Firstly, one obvious would be utilizing MAC Address Filtering. MAC address filtering can be used to allow authorized devices and prevent unauthorized devices from gaining access to the network. Network Access Control solutions to mandatory authenticate devices even before they join the network would be related to this.
Secondly, we have port security and virtual LANs (VLANs). These two measures have been proven very effective in mitigating MAC-related attacks. With port security, a network can limit the number of MAC addresses learned on a particular port. In conjunction with this, sensitive and critical traffic can be isolated inside a VLAN for safekeeping against unauthorized devices.

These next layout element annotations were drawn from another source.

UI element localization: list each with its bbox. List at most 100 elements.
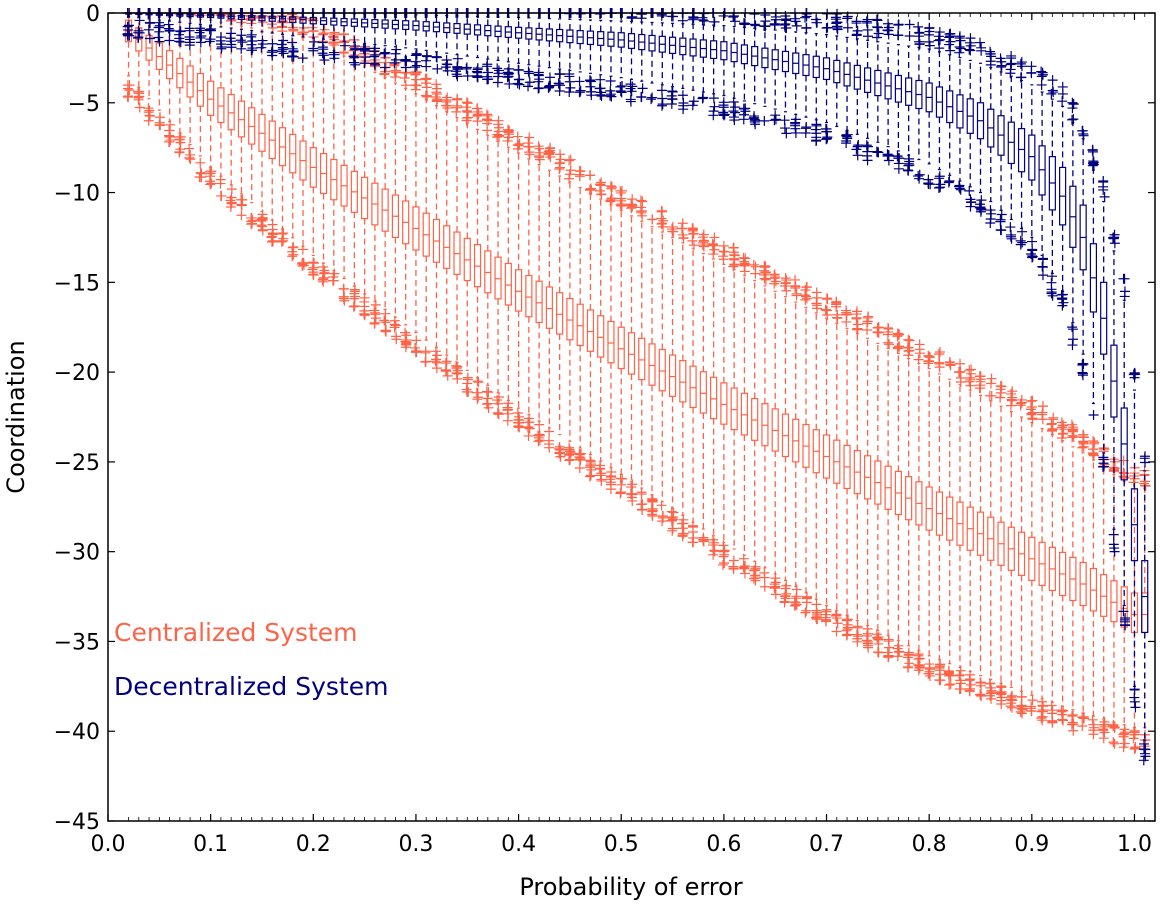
x-tick-label: 0.2 [296, 832, 331, 857]
box-0-0.920 [1046, 412, 1059, 728]
outliers [420, 73, 433, 368]
box-0-0.910 [1036, 401, 1049, 726]
x-tick-label: 0.8 [912, 832, 947, 857]
box-1-0.340 [451, 8, 463, 82]
box-0-0.750 [871, 322, 884, 658]
legend-centralized-system: Centralized System [114, 618, 358, 647]
box-0-0.900 [1025, 395, 1038, 717]
box-iqr [668, 354, 677, 397]
box-0-0.320 [430, 79, 443, 374]
box-0-0.860 [984, 373, 997, 704]
box-iqr [720, 382, 728, 425]
outliers [943, 28, 956, 188]
box-0-0.650 [769, 269, 781, 600]
box-0-0.890 [1015, 394, 1028, 719]
series-0-boxes [122, 8, 1151, 755]
box-1-0.990 [1118, 273, 1131, 631]
outliers [543, 142, 556, 453]
outliers [584, 170, 597, 482]
box-iqr [504, 262, 512, 306]
outliers [1005, 50, 1017, 244]
box-iqr [484, 250, 492, 294]
outliers [1087, 144, 1099, 421]
outliers [533, 141, 546, 447]
outliers [728, 242, 740, 575]
outliers [943, 356, 956, 690]
box-1-0.510 [625, 8, 638, 107]
outliers [985, 46, 997, 229]
box-0-0.460 [574, 165, 586, 473]
box-iqr [525, 274, 533, 318]
outliers [574, 165, 586, 473]
box-0-0.290 [399, 67, 412, 353]
box-1-0.310 [420, 8, 433, 72]
box-1-0.540 [656, 8, 669, 111]
outliers [800, 8, 812, 138]
box-0-0.550 [666, 221, 679, 536]
outliers [892, 328, 905, 662]
outliers [759, 8, 771, 126]
outliers [830, 296, 843, 637]
box-iqr [566, 297, 574, 341]
outliers [697, 229, 710, 547]
box-iqr [1017, 128, 1026, 173]
outliers [1128, 462, 1141, 754]
outliers [779, 273, 792, 608]
outliers [543, 8, 556, 93]
box-1-0.640 [759, 8, 771, 126]
box-1-0.590 [707, 8, 720, 121]
box-1-0.770 [892, 19, 905, 174]
outliers [964, 364, 977, 697]
box-0-0.600 [717, 240, 730, 570]
box-0-0.680 [800, 281, 812, 618]
box-iqr [576, 303, 584, 347]
outliers [502, 124, 515, 426]
outliers [964, 33, 977, 212]
box-0-0.830 [953, 358, 966, 694]
box-1-0.470 [584, 8, 597, 101]
box-iqr [627, 332, 636, 375]
box-1-0.970 [1097, 176, 1110, 472]
box-1-0.560 [677, 8, 689, 115]
y-tick-labels: 0 −5 −10 −15 −20 −25 −30 −35 −40 −45 [54, 2, 100, 835]
box-iqr [689, 365, 697, 409]
x-tick-label: 0.4 [501, 832, 536, 857]
box-1-0.250 [358, 8, 371, 69]
box-1-0.780 [902, 19, 915, 176]
outliers [953, 358, 966, 694]
outliers [748, 259, 761, 586]
box-1-0.390 [502, 8, 515, 89]
box-0-0.820 [943, 356, 956, 690]
box-iqr [237, 100, 246, 138]
outliers [1025, 395, 1038, 717]
box-0-0.690 [811, 287, 823, 625]
box-1-1.000 [1128, 367, 1141, 713]
box-iqr [207, 80, 215, 116]
box-1-0.690 [810, 14, 823, 146]
outliers [584, 8, 597, 101]
outliers [677, 8, 689, 115]
outliers [820, 8, 833, 145]
outliers [995, 381, 1007, 710]
outliers [841, 11, 853, 149]
box-1-0.400 [512, 8, 525, 90]
box-0-0.440 [553, 149, 566, 462]
outliers [1077, 125, 1089, 381]
box-iqr [751, 397, 759, 441]
outliers [451, 93, 463, 384]
box-1-0.460 [574, 8, 587, 98]
outliers [522, 132, 535, 441]
x-tick-label: 0.6 [706, 832, 741, 857]
outliers [871, 14, 884, 158]
box-1-0.870 [995, 53, 1007, 236]
box-1-0.280 [389, 8, 402, 69]
box-0-0.730 [851, 306, 864, 647]
box-0-0.380 [492, 115, 505, 420]
box-1-0.450 [564, 8, 576, 97]
y-tick-label: −10 [54, 182, 100, 207]
box-0-0.200 [307, 13, 319, 281]
box-0-0.470 [584, 170, 597, 482]
plot-area [122, 8, 1151, 766]
box-0-0.880 [1005, 386, 1018, 713]
box-1-0.520 [636, 8, 648, 103]
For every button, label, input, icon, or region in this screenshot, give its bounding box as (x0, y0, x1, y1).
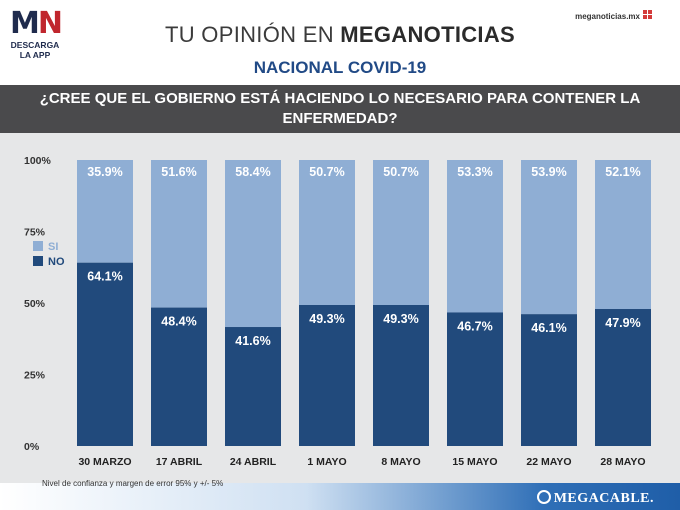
data-label-si: 50.7% (383, 165, 418, 179)
bar-no (373, 305, 429, 446)
bar-si (151, 160, 207, 308)
x-tick-label: 17 ABRIL (156, 456, 203, 468)
data-label-no: 49.3% (309, 312, 344, 326)
bar-si (447, 160, 503, 313)
data-label-no: 49.3% (383, 312, 418, 326)
y-tick-label: 50% (24, 298, 46, 310)
bar-si (595, 160, 651, 310)
megacable-swirl-icon (536, 490, 551, 504)
legend-swatch-no (33, 256, 43, 266)
page-title: TU OPINIÓN EN MEGANOTICIAS (164, 22, 516, 47)
legend-swatch-si (33, 241, 43, 251)
bar-no (151, 307, 207, 446)
legend-label-no: NO (48, 256, 65, 268)
bar-no (225, 327, 281, 446)
x-tick-label: 22 MAYO (526, 456, 571, 468)
legend-label-si: SI (48, 241, 58, 253)
megacable-logo: MEGACABLE. (536, 490, 654, 507)
data-label-si: 52.1% (605, 165, 640, 179)
stacked-bar-chart: 100% 75% 50% 25% 0% 35.9% 64.1% 30 MARZO 51.6% 48… (24, 155, 651, 468)
x-tick-label: 8 MAYO (381, 456, 420, 468)
data-label-no: 64.1% (87, 270, 122, 284)
data-label-no: 46.1% (531, 321, 566, 335)
logo-line-2: LA APP (19, 50, 51, 60)
bar-si (373, 160, 429, 306)
logo-mark: MN (10, 6, 63, 41)
y-tick-label: 100% (24, 155, 52, 167)
data-label-si: 53.9% (531, 165, 566, 179)
x-tick-label: 28 MAYO (600, 456, 645, 468)
page-subtitle: NACIONAL COVID-19 (253, 58, 427, 77)
footnote: Nivel de confianza y margen de error 95%… (42, 479, 224, 488)
bar-si (299, 160, 355, 306)
data-label-no: 41.6% (235, 334, 270, 348)
x-tick-label: 30 MARZO (78, 456, 131, 468)
y-tick-label: 0% (24, 441, 40, 453)
data-label-si: 53.3% (457, 165, 492, 179)
data-label-no: 47.9% (605, 316, 640, 330)
x-tick-label: 24 ABRIL (230, 456, 277, 468)
bar-si (225, 160, 281, 328)
x-tick-label: 15 MAYO (452, 456, 497, 468)
bar-no (595, 309, 651, 446)
data-label-no: 46.7% (457, 319, 492, 333)
question-banner: ¿CREE QUE EL GOBIERNO ESTÁ HACIENDO LO N… (0, 85, 680, 133)
bar-no (447, 312, 503, 446)
bar-si (77, 160, 133, 263)
y-tick-label: 25% (24, 370, 46, 382)
data-label-si: 35.9% (87, 165, 122, 179)
y-tick-label: 75% (24, 227, 46, 239)
x-tick-label: 1 MAYO (307, 456, 346, 468)
grid-icon (643, 10, 652, 19)
footer-bar (0, 483, 680, 510)
data-label-no: 48.4% (161, 315, 196, 329)
bar-no (521, 314, 577, 446)
bar-no (299, 305, 355, 446)
data-label-si: 50.7% (309, 165, 344, 179)
data-label-si: 58.4% (235, 165, 270, 179)
data-label-si: 51.6% (161, 165, 196, 179)
meganoticias-logo[interactable]: MN DESCARGA LA APP (10, 6, 63, 61)
logo-line-1: DESCARGA (10, 40, 60, 50)
bar-si (521, 160, 577, 315)
bar-no (77, 262, 133, 446)
site-url: meganoticias.mx (575, 12, 640, 21)
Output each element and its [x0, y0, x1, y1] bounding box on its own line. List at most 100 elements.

Lastly, the usual security measures apply to network-wide security in these scenarios. IDS and IPS (Intrusion Detection and Intrusion Prevention) systems are nowadays well equipped to deal with such attacks. Network administrators should also be aware of correctly configuring all switches inside their networks, as it can be life-saving.
6. Conclusion
In this tutorial, we looked over how a switched LAN network works, and we saw how a MAC Flooding and a MAC Spoofing attack works. We discussed what the attacker could achieve and how network administrators can mitigate these attacks.